Matter of Colley v Endicott Johnson Corp.
In the Matter of the Claim of Charles Colley, Appellant, v Endicott Johnson Corporation et al., Respondents. Workers' Compensation Board, Respondent. (Claim No. 1.) In the Matter of the Claim of Charles Colley, Appellant,
MCS Carriers et al., Respondents. Workers' Compensation Board, Respondent. (Claim No. 2.)
—[*1] Hinman, Howard & Kattell, L.L.P., Binghamton (Gary C. Tyler of counsel), for [*2]appellant.
Coughlin & Gerhart, L.L.P., Binghampton (Jeffrey A. Brown of counsel), for MCS Carriers, respondent.
Steven M. Licht, Special Funds Conservation Committee, Albany (Jill Waldman of counsel), for Special Funds Conservation Committee, respondent.
Rose, J. Appeal from a decision of the Workers' Compensation Board, filed November 8, 2006, which ruled that the claim was barred by Workers' Compensation Law § 123 in claim No. 1 and that New York does not have jurisdiction over the claim in claim No. 2.
Claimant suffered a work-related injury to his back in December 1985 and the claim was closed after the last payment of workers' compensation benefits was made on March 18, 1986. On November 17, 2004, claimant allegedly injured his back while working in Ohio as a truck driver for employer MCS Carriers. Based upon this incident, claimant filed a new claim for workers' compensation benefits and also applied to reopen the 1985 claim. A Workers' Compensation Law Judge ruled that Workers' Compensation Law § 123 precluded reopening the 1985 claim and that subject matter jurisdiction in New York was not established for the 2004 injury. On review, the Workers' Compensation Board affirmed, prompting this appeal.
We affirm. Workers' Compensation Law § 123 states, as relevant here, that no award of compensation will be made when the application to reopen a closed case "is made after a lapse of  years from the date of the injury or death and also a lapse of eight years from the date of the last payment of compensation." Here, claimant's application to reopen the claim was made in 2005, beyond the statutory limits of Workers' Compensation Law § 123. Claimant contends that issues raised in applications he filed to reopen the claim in 1999 and 2003, which were made within the statutory time limits, are unresolved by the Board and, therefore, Workers' Compensation Law § 123 does not apply. The record establishes, however, that the Board closed the case following both applications without awarding compensation. Insofar as claimant did not appeal those decisions and failed to submit a further application to reopen prior to the tolling of the time limits, we conclude that the Board properly determined that Workers' Compensation Law § 123 was applicable (see Matter of Bianca v Lawler Automatic Controls, 67 AD2d 1064, 1065 , lv denied 47 NY2d 709 ).

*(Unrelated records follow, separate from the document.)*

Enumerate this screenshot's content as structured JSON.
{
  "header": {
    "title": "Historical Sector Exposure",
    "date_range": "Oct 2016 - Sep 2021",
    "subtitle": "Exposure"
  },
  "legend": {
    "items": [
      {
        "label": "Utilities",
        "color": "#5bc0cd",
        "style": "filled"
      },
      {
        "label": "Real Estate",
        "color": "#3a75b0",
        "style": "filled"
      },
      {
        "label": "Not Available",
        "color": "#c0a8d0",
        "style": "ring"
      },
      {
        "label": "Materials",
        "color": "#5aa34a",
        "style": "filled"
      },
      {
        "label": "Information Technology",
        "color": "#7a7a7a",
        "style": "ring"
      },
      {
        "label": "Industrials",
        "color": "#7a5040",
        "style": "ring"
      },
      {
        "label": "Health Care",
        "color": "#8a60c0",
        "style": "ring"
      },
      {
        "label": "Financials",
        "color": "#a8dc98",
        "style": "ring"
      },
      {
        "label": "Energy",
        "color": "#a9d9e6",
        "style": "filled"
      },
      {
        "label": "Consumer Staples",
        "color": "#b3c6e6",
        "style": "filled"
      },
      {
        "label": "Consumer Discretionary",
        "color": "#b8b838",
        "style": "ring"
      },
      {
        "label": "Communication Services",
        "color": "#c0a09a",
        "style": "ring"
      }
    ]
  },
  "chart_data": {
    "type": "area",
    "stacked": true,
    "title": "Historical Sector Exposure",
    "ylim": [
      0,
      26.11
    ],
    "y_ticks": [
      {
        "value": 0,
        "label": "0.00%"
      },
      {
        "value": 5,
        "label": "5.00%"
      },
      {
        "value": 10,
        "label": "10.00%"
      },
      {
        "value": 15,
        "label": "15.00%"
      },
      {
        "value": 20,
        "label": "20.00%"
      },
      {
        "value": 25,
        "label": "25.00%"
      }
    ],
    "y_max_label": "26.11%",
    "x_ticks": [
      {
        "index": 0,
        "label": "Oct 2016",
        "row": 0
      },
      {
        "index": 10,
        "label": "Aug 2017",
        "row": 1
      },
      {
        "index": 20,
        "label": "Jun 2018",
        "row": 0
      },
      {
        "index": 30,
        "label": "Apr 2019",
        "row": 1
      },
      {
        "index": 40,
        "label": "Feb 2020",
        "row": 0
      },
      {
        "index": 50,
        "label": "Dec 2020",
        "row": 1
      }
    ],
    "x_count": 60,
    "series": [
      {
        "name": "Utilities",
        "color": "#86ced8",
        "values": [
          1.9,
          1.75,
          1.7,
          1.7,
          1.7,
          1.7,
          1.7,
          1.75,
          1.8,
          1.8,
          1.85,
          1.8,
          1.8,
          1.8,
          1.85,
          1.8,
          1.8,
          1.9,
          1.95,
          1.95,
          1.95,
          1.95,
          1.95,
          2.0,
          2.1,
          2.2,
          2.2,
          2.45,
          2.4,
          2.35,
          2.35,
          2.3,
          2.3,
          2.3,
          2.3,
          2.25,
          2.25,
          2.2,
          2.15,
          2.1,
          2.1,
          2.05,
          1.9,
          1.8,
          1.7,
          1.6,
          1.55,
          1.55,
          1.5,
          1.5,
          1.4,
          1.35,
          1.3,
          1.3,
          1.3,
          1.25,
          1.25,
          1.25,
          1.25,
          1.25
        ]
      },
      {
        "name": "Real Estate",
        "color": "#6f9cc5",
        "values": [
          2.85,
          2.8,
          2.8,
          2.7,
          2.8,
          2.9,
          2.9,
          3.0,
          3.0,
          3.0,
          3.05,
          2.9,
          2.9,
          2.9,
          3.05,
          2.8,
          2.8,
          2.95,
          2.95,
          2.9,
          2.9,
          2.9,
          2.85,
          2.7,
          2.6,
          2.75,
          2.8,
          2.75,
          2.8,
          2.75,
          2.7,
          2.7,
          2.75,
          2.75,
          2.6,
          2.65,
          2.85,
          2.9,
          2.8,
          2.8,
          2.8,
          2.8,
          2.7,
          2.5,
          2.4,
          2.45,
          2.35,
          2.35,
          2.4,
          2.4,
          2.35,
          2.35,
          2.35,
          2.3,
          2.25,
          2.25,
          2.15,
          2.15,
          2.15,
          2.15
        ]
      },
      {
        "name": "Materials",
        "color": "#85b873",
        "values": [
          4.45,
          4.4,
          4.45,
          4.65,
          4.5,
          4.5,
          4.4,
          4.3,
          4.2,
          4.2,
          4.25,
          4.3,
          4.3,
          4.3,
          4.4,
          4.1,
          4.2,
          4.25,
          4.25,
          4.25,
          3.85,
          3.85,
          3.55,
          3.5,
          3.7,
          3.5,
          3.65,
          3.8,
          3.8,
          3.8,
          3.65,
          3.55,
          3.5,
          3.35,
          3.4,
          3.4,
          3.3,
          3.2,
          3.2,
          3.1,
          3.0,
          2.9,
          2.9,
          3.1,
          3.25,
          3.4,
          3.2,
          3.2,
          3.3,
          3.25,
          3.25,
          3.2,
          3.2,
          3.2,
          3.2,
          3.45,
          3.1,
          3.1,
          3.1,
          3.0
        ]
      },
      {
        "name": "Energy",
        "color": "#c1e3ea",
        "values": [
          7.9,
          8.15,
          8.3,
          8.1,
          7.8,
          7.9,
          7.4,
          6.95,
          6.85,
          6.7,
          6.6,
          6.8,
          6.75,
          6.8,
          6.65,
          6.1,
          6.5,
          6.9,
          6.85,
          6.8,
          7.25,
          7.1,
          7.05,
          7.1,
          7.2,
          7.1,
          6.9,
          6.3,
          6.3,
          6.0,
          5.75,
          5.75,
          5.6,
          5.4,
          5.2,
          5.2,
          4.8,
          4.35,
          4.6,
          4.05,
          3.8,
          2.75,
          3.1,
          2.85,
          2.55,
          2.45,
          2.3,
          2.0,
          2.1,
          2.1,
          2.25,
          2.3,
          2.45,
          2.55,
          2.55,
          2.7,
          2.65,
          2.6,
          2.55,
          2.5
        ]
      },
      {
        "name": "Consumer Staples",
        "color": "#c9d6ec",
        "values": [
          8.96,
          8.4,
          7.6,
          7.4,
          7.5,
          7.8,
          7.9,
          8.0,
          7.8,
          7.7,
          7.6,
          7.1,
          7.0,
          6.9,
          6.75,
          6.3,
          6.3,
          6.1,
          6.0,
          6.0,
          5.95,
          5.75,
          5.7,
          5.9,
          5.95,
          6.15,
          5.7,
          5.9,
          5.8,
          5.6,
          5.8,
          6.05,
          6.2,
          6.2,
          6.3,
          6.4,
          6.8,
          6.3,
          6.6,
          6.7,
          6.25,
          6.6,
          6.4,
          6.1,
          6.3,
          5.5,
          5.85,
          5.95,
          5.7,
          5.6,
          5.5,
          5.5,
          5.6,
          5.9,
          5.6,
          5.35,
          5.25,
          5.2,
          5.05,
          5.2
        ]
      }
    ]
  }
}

Regarding the 2004 claim, "[w]hen a claimant seeks compensation for an injury sustained outside of New York, the Board possesses subject matter jurisdiction over that claim if sufficient significant contacts between the claimant's employment and the state are found to [*3]exist" (Matter of Sanchez v Clestra Cleanroom, Inc., 11 AD3d 781, 782 ; accord Matter of Bugaj v Great Am. Transp., Inc., 20 AD3d 612, 613 ). In this regard, various factors are to be considered, including where the employee resides, the location of his employment, the place of hiring, the location of the employer's offices and the extent to which the employer conducted business in New York (see Matter of Deraway v Bulk Stor., Inc., 51 AD3d 1313, 1314 ; Matter of Palagurchi v Mengs Serv., 302 AD2d 648, 649 ; Matter of Williams v Roadkill, Inc., 277 AD2d 764, 764-765 , lv dismissed 96 NY2d 824 ).
Here, claimant resides in New York, but the employer's terminals, where claimant was injured, are in Ohio and the employer does not have any terminals in New York. Although claimant's initial job interview was conducted by phone at his residence, the hiring process was completed in Ohio. All control over claimant's employment was exercised in Ohio and the employer presented evidence that it only conducts about 5% of its total business in New York. Under these circumstances, despite claimant's residency and the fact that he drove through New York to either complete part of his assignments or return home on days off, we conclude that the Board did not err in determining that there were not enough significant contacts to confer subject matter jurisdiction over this claim (see Matter of Palagurchi v Mengs Serv., 302 AD2d at 649).
Mercure, J.P., Lahtinen, Malone Jr. and Kavanagh, JJ., concur. Ordered that the decision is affirmed, without costs.